The SharePoint team is currently working on MOSS extensions for VS 2008 which will allow this type of functionality. This was available in VS 2005 with MOSS extensions, but has to be run off Windows Server with a full MOSS installation and the correct permissions set.
One thing that would really help is if the SharePoint team provided interfaces for the SP-specific workflow services needed to run SP workflows. This would allow you to mock those interfaces and run the workflows outside of SP proper. AFAIK, you can't do that today.
I've personally found SharePoint extremely painful to develop against... not just with workflows, but overall. I understand the administrative wins and the end user productivity, but it's a fairly dreadful experience for Joe .NET Developer.
As for speeding up the IIS reset, Andrew Connell has some tips here as well
http://www.andrewconnell.com/blog/archive/2006/08/21/3882.aspx
This brought my IIS reset time from 10+ seconds down to less than 2 seconds.

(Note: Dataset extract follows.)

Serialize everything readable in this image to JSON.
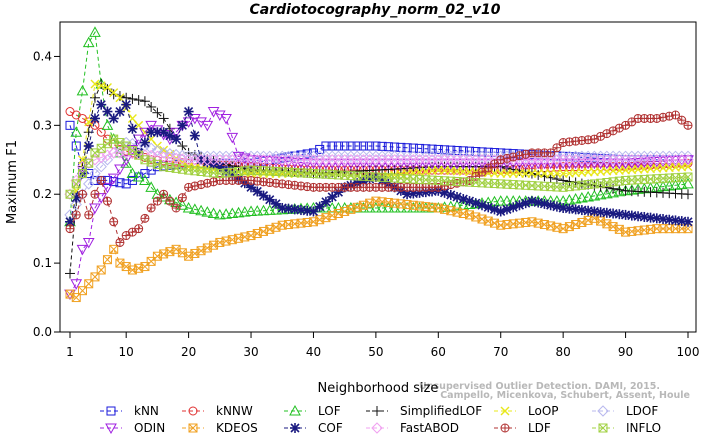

I'm not sure you need to get the pdb file into the GAC. (At least, the fix I'm about to describe works just fine for debugging SharePoint web parts in VS2005, which have a similar problem.)
There's a checkbox marked "Enable Just My Code (Managed Only)" in Tools-->Options-->Debugging; if you uncheck it, then Visual Studio will happily load your pdb's from the bin\Debug folder where it built them. Probably. Can't hurt to try, anyhow...
Check out STSDev on CodePlex by SharePoint MVPs like Ted Pattison, Andrew Connell, Scot Hillier, and more.
STSDEV is a proof-of-concept utility application which demonstrates how to generate Visual Studio project files and solution files to facilitate the development and deployment of templates and components for the SharePoint 2007 platform including Windows SharePoint Services 3.0 (WSS) and Microsoft Office SharePoint Server 2007 (MOSS). Note that the current version of the stsdev utility only supports creating projects with the C# programming language.